In yoga practice, gravity helps you stand on your head and hands and elbows.  As one of my favorite teachers said once, Learn to play with gravity.  Give into its force, and then you can grow away from it.  But first you must go with it. 

Root to rise, people!  Root to rise.





2. Link City
Speaking of harvest, I am giddy with a couple of projects that have come to fruition this fall.  The first is a collaboration with my friend, Lukis. I submitted a story to his beautiful podcast, The Storied Commute.  You can listen to Lukis read my story, and interview me about it, here.  (It's kind of long.  If you've been wanting entertainment for your Sunday drive to Wyoming...from D.C....you're in luck!)

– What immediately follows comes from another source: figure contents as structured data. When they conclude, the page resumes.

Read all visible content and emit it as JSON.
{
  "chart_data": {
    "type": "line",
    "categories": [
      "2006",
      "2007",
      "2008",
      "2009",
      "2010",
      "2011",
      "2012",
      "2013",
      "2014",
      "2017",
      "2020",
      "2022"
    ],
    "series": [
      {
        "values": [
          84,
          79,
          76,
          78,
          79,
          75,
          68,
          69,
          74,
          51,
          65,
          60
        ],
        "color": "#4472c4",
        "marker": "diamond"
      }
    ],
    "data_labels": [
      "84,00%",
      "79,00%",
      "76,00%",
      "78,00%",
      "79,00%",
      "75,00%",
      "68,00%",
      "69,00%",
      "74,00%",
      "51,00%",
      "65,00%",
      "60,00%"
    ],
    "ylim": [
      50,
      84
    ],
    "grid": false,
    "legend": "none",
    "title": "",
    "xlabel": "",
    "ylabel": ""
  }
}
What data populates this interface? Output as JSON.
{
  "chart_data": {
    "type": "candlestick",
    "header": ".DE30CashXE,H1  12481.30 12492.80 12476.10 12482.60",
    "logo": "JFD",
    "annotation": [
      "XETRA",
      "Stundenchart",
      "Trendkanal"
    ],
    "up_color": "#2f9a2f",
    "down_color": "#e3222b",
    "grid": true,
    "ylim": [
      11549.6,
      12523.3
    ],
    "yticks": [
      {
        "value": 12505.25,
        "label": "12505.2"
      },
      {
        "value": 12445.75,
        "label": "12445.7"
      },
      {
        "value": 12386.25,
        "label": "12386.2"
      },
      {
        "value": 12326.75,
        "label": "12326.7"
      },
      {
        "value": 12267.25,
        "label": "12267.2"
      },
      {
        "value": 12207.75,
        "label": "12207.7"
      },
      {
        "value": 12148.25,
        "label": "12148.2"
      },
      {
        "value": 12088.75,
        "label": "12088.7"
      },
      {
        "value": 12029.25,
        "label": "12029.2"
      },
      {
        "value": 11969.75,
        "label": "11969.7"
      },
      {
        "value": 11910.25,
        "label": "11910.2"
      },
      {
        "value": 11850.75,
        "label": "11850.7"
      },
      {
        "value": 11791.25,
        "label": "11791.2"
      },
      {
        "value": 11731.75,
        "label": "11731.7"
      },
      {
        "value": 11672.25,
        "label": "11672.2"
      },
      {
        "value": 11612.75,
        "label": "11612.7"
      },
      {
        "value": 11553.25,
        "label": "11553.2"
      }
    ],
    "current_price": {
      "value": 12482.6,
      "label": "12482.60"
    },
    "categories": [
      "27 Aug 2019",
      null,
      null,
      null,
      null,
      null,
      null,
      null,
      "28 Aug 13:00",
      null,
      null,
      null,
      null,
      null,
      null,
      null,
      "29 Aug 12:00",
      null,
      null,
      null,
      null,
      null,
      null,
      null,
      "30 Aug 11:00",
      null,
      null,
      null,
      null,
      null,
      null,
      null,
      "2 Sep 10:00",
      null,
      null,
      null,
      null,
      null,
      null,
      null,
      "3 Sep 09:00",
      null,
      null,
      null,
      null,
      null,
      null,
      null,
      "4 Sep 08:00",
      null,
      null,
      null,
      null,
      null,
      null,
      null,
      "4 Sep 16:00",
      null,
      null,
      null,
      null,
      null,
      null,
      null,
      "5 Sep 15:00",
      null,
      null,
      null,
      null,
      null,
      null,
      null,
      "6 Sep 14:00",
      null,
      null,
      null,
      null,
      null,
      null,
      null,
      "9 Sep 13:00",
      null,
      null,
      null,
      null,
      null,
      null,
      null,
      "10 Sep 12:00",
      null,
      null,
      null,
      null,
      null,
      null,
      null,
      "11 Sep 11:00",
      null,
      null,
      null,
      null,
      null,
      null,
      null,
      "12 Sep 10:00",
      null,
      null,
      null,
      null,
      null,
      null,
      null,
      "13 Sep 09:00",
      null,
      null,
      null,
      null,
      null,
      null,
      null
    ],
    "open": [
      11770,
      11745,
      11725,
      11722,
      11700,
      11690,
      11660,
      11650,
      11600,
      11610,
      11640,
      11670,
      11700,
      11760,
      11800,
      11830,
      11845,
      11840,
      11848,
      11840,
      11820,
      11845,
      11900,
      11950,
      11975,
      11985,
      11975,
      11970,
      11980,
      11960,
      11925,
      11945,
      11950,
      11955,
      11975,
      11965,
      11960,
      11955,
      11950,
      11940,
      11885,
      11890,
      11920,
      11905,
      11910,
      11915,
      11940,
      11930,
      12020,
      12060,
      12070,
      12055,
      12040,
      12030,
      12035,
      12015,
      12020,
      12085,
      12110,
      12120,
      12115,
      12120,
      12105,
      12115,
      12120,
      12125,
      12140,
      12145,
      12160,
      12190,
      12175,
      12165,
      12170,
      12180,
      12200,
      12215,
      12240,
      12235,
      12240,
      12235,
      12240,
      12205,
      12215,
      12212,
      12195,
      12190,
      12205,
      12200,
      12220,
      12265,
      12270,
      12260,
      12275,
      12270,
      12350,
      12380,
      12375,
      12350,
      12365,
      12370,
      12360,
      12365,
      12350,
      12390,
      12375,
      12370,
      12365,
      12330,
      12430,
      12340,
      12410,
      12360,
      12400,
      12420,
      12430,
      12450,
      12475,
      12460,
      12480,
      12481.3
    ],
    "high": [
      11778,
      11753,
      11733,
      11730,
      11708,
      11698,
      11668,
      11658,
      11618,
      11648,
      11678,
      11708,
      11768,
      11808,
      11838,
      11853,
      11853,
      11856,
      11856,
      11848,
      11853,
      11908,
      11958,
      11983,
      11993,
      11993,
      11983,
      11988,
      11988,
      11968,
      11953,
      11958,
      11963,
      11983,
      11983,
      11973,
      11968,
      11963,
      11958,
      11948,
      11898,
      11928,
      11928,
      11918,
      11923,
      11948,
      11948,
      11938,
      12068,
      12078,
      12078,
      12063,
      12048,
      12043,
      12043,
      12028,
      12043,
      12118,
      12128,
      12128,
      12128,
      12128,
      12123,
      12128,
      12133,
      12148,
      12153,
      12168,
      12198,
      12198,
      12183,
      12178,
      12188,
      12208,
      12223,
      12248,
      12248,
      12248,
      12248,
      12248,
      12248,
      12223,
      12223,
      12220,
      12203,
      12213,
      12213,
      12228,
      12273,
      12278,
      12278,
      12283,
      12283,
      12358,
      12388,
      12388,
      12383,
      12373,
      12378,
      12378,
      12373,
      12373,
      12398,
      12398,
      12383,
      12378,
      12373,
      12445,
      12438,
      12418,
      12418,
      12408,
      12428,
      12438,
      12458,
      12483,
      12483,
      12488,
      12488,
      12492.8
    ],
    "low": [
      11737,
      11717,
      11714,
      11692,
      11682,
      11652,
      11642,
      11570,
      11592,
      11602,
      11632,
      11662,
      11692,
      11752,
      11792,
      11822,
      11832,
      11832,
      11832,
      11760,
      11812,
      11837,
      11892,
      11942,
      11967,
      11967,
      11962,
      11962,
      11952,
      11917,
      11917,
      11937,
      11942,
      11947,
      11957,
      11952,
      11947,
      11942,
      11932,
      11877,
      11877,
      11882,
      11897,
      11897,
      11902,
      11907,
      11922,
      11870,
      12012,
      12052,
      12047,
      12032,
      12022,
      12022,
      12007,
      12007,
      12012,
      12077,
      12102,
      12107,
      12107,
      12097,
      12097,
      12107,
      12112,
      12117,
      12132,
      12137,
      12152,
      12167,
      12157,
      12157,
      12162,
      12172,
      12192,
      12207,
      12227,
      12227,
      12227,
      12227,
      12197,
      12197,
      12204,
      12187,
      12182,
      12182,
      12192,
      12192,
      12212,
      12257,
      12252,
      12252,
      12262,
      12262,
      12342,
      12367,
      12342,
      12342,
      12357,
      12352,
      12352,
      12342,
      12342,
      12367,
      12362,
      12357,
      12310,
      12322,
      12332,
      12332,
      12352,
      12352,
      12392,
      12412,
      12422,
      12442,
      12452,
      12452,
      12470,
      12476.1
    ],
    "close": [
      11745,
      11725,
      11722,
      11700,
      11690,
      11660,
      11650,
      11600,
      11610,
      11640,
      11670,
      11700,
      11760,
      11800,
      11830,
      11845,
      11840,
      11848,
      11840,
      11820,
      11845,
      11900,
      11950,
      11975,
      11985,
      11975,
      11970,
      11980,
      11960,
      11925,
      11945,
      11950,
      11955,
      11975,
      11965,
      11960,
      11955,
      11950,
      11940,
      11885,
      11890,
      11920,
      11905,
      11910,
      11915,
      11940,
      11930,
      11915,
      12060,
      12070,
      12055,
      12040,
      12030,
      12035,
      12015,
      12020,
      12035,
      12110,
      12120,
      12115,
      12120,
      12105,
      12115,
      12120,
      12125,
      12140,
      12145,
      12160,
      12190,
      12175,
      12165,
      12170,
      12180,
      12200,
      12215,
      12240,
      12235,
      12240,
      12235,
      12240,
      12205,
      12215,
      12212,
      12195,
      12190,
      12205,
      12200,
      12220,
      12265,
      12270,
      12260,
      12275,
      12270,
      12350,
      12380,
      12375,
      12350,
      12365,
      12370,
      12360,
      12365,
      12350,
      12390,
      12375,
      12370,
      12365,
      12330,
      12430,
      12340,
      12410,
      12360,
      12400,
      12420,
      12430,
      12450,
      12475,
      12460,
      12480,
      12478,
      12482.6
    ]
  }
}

If you're interested in submitting stories of your own, Lukis is a great editor, as well as writer himself.  He is dedicated to "story," as he calls it, and you can send your work to lukis@storiedcommute.com
.

The second project I closed on was the long-held wish to visit my friend Amelia in LA.  Tim and I fell in love with that town, which surprised the heck out of me.  In addition to getting lost in an enchanted neighborhood, hitting an art opening at Platform, and going hoarse with story-telling, there was some playing in the kitchen - mostly by others.  I requested coffee in the kitchen, and made myself a pb&j upon arrival, and was fairly competent pouring my own cereal in the morning, but that's about as far as my culinary contributions went (unless you count cutting up raw meat, which I do count - and love doing, for some reason).  

Anyway, here is an Amelia-curated Bon Appetempt post about our LA weekend with her and her husband, Matt.  As you can see, delicious food was made, and cute dogs behaved. 

Also, for the curious, here is an article about making friends with your shadow side, which I had nothing to do with.  It was written by a fantastic yoga teacher in my town who also gives great advice about raising dogs.  A yin yoga teacher who instructs on how to be the alpha for your dogs is one integrated human being, that's for sure.


Anyway, here's to action, and to solving your own problems, and becoming the doctor for whatever ails you

There is grace in the darkness.  Here's to discovering it.  Here's to becoming your own lantern, in the wilds.


3. Peace!

Thanks for stopping in.  Thanks for being your radiant self.  Keep on keeping it real and dark and light and integrated.